En présence de ces nouvelles menaces, les Chinois conçurent des craintes sérieuses; ils discutèrent les moyens de détourner le péril, confièrent à un des vieillards qui les avait amenés le soin de leur défense, et voici quel fut le plaidoyer de John Chinaman :


« Quang-chew, nouveau débarqué, homme sain de raison et d’affections, et cinquième cousin du mandarin Ta-quany-tsing-loo, qui possède plusieurs jardins près de Macao.


« Bon peuple de la région attrayante de l’or, moi, homme de quelques années d’âge au-delà des Chinois débarqués sur la plage hospitalière de vos champs jaunes, et désirant d’abord exprimer avec respect la gratitude et l’humilité que je porte dans mon cœur ainsi que tous mes compagnons de voyage, sans oublier ceux qui sont modestement en chemin; moi, homme de modération et de prudence, sachant, selon le sage précepte de Cung-foo-t’see et de Lao-shang, examiner la question sous les deux faces avant de me prononcer, je ne puis trouver de mots pour exprimer la surprise que me causent les bambous noueux et mal taillés qui, selon le rapport de notre interprète Atchaï, menacent les épaules des émigrans du Céleste-Empire-Fleuri, notre lointaine terre natale.

« L’homme est sujet à bien des erreurs, entouré de bien des ténèbres; il doit se soumettre avec résignation.
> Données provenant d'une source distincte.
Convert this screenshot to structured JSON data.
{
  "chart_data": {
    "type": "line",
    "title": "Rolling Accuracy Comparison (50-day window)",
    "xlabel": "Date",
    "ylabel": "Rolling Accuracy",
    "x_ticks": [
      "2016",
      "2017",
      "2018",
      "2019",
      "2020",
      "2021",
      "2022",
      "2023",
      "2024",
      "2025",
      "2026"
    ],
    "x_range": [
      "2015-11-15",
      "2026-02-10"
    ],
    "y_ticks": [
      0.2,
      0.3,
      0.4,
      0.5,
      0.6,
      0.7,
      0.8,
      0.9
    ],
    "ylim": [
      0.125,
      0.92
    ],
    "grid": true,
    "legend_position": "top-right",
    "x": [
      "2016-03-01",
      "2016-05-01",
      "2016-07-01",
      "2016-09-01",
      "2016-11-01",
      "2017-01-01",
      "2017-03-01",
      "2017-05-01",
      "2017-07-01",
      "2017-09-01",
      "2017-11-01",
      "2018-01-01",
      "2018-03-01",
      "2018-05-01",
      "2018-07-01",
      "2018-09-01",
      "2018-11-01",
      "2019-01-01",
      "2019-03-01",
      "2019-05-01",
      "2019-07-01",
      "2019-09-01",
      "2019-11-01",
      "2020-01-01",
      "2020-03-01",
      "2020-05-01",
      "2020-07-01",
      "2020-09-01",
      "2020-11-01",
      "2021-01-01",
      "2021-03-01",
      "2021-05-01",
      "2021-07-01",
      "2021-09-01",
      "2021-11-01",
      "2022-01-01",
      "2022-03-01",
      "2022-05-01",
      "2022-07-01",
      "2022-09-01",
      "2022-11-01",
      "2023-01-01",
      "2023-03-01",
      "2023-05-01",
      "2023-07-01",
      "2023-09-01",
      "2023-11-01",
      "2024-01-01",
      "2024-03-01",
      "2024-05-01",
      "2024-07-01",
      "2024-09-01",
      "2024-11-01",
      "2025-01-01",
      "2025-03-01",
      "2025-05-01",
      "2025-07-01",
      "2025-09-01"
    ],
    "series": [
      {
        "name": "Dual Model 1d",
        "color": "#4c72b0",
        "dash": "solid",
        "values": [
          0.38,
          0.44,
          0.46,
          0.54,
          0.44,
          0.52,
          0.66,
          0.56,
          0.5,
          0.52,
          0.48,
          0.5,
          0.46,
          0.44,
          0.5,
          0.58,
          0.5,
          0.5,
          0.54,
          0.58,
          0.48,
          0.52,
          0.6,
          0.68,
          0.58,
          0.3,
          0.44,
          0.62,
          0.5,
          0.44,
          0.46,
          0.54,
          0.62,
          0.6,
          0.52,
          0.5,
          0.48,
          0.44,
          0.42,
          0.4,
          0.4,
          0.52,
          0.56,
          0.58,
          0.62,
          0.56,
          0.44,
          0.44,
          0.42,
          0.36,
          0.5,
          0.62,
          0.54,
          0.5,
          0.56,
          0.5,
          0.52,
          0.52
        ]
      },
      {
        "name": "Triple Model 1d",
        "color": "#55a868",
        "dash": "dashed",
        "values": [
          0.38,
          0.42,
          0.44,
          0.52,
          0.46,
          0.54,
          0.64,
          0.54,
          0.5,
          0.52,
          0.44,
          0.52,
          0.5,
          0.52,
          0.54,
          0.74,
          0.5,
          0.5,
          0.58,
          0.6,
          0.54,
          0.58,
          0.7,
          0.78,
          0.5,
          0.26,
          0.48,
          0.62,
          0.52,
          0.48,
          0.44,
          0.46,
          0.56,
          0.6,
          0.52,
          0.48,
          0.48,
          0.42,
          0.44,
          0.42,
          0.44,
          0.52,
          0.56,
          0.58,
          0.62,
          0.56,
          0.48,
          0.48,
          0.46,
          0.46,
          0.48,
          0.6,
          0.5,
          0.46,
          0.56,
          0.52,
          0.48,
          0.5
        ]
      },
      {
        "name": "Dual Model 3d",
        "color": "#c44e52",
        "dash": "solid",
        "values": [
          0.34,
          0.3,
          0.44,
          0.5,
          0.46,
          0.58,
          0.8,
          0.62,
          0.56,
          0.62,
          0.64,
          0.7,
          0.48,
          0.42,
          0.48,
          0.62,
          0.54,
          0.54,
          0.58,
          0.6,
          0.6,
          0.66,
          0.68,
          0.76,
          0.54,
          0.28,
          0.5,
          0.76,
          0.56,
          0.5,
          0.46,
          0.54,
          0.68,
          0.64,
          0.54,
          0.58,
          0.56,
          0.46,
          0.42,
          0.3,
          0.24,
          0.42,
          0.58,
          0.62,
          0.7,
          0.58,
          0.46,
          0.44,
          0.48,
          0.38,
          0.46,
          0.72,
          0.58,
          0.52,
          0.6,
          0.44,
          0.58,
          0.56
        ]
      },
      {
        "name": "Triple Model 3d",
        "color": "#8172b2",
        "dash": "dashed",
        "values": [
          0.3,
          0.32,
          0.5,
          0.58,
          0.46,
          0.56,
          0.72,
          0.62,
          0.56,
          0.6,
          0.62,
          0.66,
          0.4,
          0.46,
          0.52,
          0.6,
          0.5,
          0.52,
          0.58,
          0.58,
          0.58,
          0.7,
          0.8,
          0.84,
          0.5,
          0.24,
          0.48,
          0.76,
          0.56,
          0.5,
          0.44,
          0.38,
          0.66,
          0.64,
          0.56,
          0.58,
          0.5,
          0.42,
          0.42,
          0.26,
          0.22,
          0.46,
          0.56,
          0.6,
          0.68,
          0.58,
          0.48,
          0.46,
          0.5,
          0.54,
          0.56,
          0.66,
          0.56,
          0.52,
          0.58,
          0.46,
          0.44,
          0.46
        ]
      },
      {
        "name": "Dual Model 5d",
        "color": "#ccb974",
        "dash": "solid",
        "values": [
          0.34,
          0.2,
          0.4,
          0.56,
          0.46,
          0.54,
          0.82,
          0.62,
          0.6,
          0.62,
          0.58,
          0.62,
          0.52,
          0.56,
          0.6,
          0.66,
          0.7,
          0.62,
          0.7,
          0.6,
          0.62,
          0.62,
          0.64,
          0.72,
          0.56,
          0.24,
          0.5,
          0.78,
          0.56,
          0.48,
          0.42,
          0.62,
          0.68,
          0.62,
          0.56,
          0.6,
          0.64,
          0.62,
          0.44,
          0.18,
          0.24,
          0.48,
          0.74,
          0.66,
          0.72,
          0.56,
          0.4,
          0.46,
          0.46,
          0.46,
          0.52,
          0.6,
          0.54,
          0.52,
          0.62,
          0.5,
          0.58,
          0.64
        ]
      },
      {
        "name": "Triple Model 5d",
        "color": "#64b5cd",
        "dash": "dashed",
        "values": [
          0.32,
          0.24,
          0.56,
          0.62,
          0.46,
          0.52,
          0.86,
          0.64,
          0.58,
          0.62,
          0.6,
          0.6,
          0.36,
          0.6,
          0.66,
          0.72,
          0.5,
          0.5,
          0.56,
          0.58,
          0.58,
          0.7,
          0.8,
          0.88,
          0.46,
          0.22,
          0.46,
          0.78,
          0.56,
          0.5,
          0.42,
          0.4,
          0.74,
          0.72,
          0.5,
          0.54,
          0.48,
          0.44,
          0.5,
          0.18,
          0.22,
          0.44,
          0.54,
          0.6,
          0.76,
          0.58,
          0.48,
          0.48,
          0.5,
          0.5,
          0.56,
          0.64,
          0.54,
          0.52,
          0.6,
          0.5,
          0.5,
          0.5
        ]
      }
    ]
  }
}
Il faut qu’il soit patient et respectueux, toutes les bonnes lois enseignent cela, et les Chinois honorent et respectent les lois, parce qu’elles sont les plus belles fleurs et les plus beaux fruits que le soleil du ciel ait extraits des racines de la sagesse. De plus l’homme doit se courber comme un arc devant les gouverneurs et les supérieurs, car eux-mêmes sont les racines de la sagesse. Aussi, avec toutes les cérémonies d’usage, souhaitons-nous d’approcher et de nous courber devant le gouverneur de cette ville.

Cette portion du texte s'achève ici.